Protein C concentrations in severe sepsis: an early directional change in plasma levels predicts outcome
1 Department of Medicine, Section of Pulmonary and Critical Care Medicine, Washington Hospital Center, Washington, DC, USA
2 Department of Medicine, Division of Allergy, Pulmonary and Critical Care Medicine, Vanderbilt University, Nashville, Tennessee, USA
3 Department of Intensive Care and Emergency Medicine, Cochin-Port Royal University Hospital, Paris 5 René Descartes University, Paris, France
4 Critical Care Research, St Paul's Hospital and University of British Columbia McDonald Research Laboratories, Vancouver, Canada
5 Lilly Research Laboratories, Eli Lilly and Co., Indianapolis, Indiana, USA
Critical Care 2006, 10:R92 doi:10.1186/cc4946
See related commentary by Timsit: http://ccforum.com/content/10/4/157Published: 15 June 2006
Protein C, because of its central role in hemostasis, plays an integral role in the host response to infection. Protein C depletion, resulting from increased consumption, degradation, and/or decreased synthesis, is characteristic of sepsis and has been shown to predict morbidity and mortality. The objective of this study was to determine whether early directional changes in protein C levels correlate with outcome.

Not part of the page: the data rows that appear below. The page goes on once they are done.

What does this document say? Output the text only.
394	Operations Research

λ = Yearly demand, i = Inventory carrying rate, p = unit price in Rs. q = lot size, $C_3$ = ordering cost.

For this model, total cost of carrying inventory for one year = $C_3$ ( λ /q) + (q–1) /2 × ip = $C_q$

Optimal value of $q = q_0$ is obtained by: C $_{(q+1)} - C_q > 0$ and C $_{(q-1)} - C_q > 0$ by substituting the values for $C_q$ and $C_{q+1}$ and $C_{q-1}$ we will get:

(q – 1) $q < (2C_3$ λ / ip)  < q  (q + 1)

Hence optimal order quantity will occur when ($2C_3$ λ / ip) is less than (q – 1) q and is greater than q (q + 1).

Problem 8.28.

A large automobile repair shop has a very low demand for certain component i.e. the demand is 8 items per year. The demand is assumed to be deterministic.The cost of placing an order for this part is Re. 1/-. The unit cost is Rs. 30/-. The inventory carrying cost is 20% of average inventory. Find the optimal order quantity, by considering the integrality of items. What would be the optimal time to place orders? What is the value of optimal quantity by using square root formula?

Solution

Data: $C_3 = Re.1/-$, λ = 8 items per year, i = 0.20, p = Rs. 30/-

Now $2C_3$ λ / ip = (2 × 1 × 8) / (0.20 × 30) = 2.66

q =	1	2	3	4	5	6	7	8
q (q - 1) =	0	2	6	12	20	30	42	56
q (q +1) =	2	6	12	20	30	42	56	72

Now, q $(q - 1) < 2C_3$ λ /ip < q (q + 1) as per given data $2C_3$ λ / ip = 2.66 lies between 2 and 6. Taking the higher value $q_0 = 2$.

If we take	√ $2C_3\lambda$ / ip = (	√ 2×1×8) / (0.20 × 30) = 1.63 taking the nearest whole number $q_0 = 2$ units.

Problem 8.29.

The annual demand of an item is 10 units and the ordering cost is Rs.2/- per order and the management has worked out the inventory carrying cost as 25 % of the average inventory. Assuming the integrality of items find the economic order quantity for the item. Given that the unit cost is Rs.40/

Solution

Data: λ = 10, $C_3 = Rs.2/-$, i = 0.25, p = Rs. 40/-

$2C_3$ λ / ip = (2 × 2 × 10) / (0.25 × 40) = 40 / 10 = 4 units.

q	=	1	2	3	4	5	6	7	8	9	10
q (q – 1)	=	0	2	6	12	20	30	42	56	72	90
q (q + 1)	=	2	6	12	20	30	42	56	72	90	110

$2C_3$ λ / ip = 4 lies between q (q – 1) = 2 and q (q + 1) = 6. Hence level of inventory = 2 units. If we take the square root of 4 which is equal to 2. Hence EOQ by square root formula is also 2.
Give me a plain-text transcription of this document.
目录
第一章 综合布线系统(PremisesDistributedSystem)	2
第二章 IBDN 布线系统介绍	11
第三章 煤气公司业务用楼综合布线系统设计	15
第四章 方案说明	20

Patients in the Recombinant Human Activated Protein C Worldwide Evaluation in Severe Sepsis (PROWESS) clinical trial were assessed and categorized by baseline protein C (n = 1574). Deficiency was categorized as: severe deficiency, protein C levels ≤ 40% of normal protein C activity (n = 615, 39% of patients); deficient, protein C levels 41–80% of normal protein C activity (n = 764, 48.5% of patients); and normal, >80% of normal protein C activity (n = 195, 12.4% of patients). Logistic regression analysis of 28-day mortality for placebo patients was used to investigate whether baseline and day 1 protein C levels were independent risk factors for mortality. The impact of treatment with drotrecogin alfa (activated) (DrotAA) was also assessed.
Protein C levels at baseline and day 1 were independent risk factors in placebo patients. If baseline protein C levels of severely deficient placebo patients remained ≤ 40% at day 1 their odds of death increased (odds ratio = 2.75, P < 0.0001), while if levels improved to >40% by day 1 their risk of death decreased (odds ratio = 0.43, P = 0.03). If baseline protein C levels of placebo patients were >40% but decreased by ≥ 10% on day 1, their risk of death increased (odds ratio = 1.87, P = 0.02). DrotAA treatment improved protein C levels by day 1 compared with placebo (P = 0.008) and reduced the risk of death in severely deficient (≤ 40%) patients at baseline. Treatment also decreased the number of severely protein C deficient (= 40%) patients and decreased the number of deficient (41–80%) patients and normal (>80%) patients who had a ≥ 10% decrease in protein C levels by day 1.
Baseline protein C levels were an independent predictor of sepsis outcome. Day 1 changes in protein C, regardless of baseline levels, were also predictive of outcome. The association of DrotAA treatment, increased protein C levels, and improved survival may partially explain the mechanism of action.